Foi uma ótima jogada de todos os envolvidos apostar no segundo semestre de 1994, com o Plano Real nadando de braçada e recolocando a economia brasileira nos eixos após periclitantes períodos de hiperinflação nos anos anteriores. O dólar valia menos que o real e as importações ficaram muito mais baratas e acessíveis. Era possível importar os brinquedos e moldes direto do Japão e o custo ainda seria menor do que uma produção totalmente local.
A Glasslite fez isso e lançou uma belíssima coleção de brinquedos de Winspector idênticos aos da Bandai japonesa, além de sua própria versão em sofubis, os populares bonecos de vinil.
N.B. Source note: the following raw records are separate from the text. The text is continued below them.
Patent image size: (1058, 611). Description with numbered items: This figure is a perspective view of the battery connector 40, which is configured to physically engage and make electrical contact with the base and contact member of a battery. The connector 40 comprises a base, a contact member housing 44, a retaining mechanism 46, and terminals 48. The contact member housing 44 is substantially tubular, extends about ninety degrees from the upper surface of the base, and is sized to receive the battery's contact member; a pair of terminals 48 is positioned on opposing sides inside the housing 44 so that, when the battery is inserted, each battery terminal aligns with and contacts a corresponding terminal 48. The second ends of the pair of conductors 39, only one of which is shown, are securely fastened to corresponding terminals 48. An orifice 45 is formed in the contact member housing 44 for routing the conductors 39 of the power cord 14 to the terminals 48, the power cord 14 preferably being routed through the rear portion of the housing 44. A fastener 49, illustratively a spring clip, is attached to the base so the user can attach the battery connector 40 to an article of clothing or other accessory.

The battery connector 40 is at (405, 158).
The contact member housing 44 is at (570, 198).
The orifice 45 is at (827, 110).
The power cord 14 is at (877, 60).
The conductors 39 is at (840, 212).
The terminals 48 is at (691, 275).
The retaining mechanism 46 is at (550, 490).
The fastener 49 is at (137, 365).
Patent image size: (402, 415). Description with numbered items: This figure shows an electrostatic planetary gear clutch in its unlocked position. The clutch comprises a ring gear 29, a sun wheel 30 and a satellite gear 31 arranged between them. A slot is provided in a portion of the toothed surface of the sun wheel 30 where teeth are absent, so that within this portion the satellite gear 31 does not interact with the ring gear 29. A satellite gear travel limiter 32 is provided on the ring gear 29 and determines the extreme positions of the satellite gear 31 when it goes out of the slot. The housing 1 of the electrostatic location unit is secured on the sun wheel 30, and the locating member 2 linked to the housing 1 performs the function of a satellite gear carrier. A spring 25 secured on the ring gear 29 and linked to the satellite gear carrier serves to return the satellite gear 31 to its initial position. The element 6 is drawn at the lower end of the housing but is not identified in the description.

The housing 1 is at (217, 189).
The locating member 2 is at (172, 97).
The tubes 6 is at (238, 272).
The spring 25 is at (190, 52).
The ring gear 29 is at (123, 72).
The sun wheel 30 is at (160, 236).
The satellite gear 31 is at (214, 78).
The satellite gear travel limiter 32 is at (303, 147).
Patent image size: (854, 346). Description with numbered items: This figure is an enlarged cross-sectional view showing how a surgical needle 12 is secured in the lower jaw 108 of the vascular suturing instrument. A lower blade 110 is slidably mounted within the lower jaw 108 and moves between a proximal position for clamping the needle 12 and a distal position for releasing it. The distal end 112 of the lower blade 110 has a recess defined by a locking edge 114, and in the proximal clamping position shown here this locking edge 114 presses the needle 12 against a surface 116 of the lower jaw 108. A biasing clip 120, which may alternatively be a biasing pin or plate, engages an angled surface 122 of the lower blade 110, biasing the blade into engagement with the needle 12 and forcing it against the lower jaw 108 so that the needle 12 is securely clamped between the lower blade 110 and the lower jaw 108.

Assim continuou durante todo o ano de 1995 lançando novidades, concorrendo diretamente com as importações da Samtoy, impulsionadas pelos famigerados bonecos Power Rangers “Vira-Cabeça” e os bonecos das sagas de Asgard e Poseidon dos Cavaleiros do Zodíaco.
Na parte de home video, a Intermovies entrou na parada e lançou praticamente a série completa de Winspector em VHS – foram 23 volumes, incluindo os episódios finais, durante 1994 e 1995. A distribuidora virou basicamente a nova casa das séries tokusatsu para as locadoras, graças ao relançamento das fitas de Jaspion, Changeman e Flashman, além do lançamento de Ultraman em parceria com a Sato Company.
Tokusatsu dá lugar ao animê
A chegada de Winspector à Manchete e os aparentes bons resultados para a Glasslite geraram frutos: a estreia da continuação direta da série, Solbrain, em junho de 1995, além de outra continuação, Kamen Rider Black RX, sucessor direto de Black Kamen Rider (uma aposta da finada Everest Video em 1991).
As séries também tiveram episódios lançados em video pela Intermovies. Brinquedos dos novos seriados foram colocados no mercado, até o público determinar que a nova onda eram os animês, graças ao sucesso estrondoso dos Cavaleiros. Assim, a Tikara deixou de apostar no filão das séries tokusatsu e voltou ao seu “pecado original”: as animações japonesas, que começou a trabalhar em 1986, quando ainda era Everest Video.
A partir de 1996, vieram Shurato e Yu Yu Hakusho. Shurato teve uma linha gigante de produtos da Glasslite, incluindo uma série de reaproveitamento de brinquedos antigos de linhas dos anos 1980, incluindo Voltron e Thundercats. Yu Yu Hakusho já não teve a mesma sorte e ficou apenas com bonecos feitos pela Estrela. Foram os últimos produtos trabalhados pela Tikara, já que Ranma ½ ficou engavetado e nunca viu a luz do dia.
Winspector foi exibido na Manchete de maneira praticamente ininterrupta de julho de 1994 até dezembro de 1997, quando fazia parte das manhãs da emissora. Nunca mais foi exibido de maneira oficial. Os dois primeiros episódios, com legendas em inglês, encontram-se disponíveis no canal da Toei Company no YouTube.
O sucesso de Winspector entre o público daquela época foi contemplado com a vinda ao Brasil — finalmente — do ator Masaru Yamashita, intérprete do protagonista Lyuma Ogawa/Fire. Junto dele, seu parceiro na série seguinte, Solbrain, o ator Koichi Nakayama, intérprete de Solbraver, também veio ao Brasil para o Anime Friends desse ano. É mais uma prova do quão queridas essas séries são para o público e uma oportunidade para os atores sentirem o clamor popular durante o evento. Além disso, é emblemático que seja justamente no dia 18 de julho, data exata dos 30 anos da estreia no Brasil, que isso aconteça — embora isso deva ser uma mera coincidência e não premeditado.
Considerada a última grande tentativa mercadológica de emplacar tokusatsu no Brasil nos anos 1990, Winspector atingiu seu objetivo por um curto período, a ponto de ser responsável por trazer no mínimo mais duas séries ao Brasil. Apesar de não passar nem perto do impacto que Jaspion e Changeman tiveram em 1988 para abrir os caminhos, a turma liderada pelo Chefe Masaki merece ser lembrada como um produto muito simpático, que fez a alegria de muitos durante a época das vacas magras na televisão. Fica a sugestão para ser lançada oficialmente em algum streaming junto com Solbrain.